The latest is yet another invective from the religious right new service, AgapePress, about Muslim-Americans in Michigan who want permission to broadcast a call to prayer from their local mosque. Now look, I've been to Muslim countries and have been shocked awake at 4:30AM by the call to prayer, so I get that this is an issue that needs to be thought through before just letting it happen. But having said that, the arguments coming from the opponents are some of the most bigoted things I've ever heard - not to mention, the fundies totally undercut their own efforts to impose a fundamentalist Christian theocracy on the rest of us.
To wit. Here are a few choice quotes from the latest article on this topic:
Jim Marquis is pastor of the New Covenant Worship Center in Wellston, Ohio. When he learned about the situation in Hamtramck, Michigan, where city council members were prepared to pass a new ordinance allowing mosques in the community to broadcast their calls to prayer, he decided to get involved. Last week Marquis took nine church members with him to speak on behalf of citizens in the community who felt passing an ordinance giving the mosques an exemption from the city's noise regulations would infringe on the rights of non-Muslim residents.Ok, first observation. If this were simply an issue of not wanting excess "noise" in town, then why is a church getting involved? Or is there a specific problem with the faith of the people making the noise?
"There's no place that you can go. You're going to be able to hear it in your home; you're going to hear it in your automobile, on your lawn, wherever you are -- you have no choice.Ok, so far, I'm with him.
Five times a day for up to five minutes at a time, you're going to have to hear this prayer recited to Allah, in whom we do not believe as Christians," Marquis says.Ok, now we're getting to the real crux of the issue. The problem isn't loud noise five times a day. It's loud noise about a faith to which we don't adhere. Funny, but these Christians don't have that concern when it comes to prayer in school. Kids "have to hear this prayer" even if they "do not believe." But apparently, that's ok if the religion that's being forced on them is Christianity.

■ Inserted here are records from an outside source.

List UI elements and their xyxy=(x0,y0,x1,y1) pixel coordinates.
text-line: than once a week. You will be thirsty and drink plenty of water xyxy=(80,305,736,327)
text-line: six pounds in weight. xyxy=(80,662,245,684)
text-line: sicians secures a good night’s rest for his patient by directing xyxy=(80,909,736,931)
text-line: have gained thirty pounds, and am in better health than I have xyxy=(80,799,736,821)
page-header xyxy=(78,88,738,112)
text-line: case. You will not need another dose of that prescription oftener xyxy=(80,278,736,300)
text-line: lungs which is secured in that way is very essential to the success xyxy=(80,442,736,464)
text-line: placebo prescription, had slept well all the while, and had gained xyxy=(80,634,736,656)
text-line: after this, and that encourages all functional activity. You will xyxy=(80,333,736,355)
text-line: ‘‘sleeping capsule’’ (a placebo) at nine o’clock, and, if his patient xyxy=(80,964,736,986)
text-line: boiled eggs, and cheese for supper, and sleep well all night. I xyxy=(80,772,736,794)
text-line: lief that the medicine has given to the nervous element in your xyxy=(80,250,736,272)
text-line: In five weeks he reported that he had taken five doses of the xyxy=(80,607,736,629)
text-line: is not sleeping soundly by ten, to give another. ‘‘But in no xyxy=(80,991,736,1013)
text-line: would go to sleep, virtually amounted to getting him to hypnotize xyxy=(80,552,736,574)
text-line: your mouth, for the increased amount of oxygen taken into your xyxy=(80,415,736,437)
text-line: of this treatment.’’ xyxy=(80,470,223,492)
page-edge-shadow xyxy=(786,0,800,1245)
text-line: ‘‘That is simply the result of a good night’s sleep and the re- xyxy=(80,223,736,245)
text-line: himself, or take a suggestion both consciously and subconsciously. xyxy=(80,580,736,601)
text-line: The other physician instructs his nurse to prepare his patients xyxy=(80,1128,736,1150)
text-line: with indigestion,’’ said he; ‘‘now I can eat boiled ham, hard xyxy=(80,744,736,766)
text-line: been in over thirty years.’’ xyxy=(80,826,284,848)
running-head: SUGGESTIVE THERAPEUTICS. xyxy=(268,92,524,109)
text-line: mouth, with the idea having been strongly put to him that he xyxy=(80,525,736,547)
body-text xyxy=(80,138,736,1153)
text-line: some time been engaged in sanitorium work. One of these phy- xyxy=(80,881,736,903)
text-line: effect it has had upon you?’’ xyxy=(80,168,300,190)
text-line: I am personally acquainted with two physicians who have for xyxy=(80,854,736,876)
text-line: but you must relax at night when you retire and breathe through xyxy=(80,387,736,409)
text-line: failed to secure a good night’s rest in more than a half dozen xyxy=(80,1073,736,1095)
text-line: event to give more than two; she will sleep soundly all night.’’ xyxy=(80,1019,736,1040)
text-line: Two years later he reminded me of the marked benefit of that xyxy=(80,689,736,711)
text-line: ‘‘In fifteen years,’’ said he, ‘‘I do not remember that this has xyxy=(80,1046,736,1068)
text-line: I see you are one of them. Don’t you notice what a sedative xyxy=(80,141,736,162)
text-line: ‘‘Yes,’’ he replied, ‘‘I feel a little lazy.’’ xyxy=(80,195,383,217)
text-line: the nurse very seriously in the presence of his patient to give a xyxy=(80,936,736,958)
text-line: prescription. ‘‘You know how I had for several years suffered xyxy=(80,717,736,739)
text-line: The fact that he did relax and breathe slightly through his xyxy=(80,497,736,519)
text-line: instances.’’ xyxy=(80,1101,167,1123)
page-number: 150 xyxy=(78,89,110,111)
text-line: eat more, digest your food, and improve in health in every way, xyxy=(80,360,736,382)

The anti-"call to prayer" residents continue:
"They've made sure that you understand what they're saying in this foreign language," Marquis explains, "being 'Allah is great' four times in the very beginning of it, and 'Come to prayer,' and 'We believe Mohammad to be his only prophet.' It's disgusting, and it's just absolutely intrusive upon everyone's rights that this takes place.... It's a prayer that's being offered to a false God."It's a disgusting prayer being offered to a false God. Now we've cut through the crap. The same folks who want to put the Ten Commandments in every courthouse, and God in every school, have a problem when Muslim-Americans want to get their faith some civic attention as well. It's one thing to rightly argue that the noise might prove intrusive. It's quite another to argue that the real problem is that we don't like their view of God and it disgusts us to have to hear about it. If that were the standard for who has religious freedom in America, the fundies would have been told to shut the hell up long ago.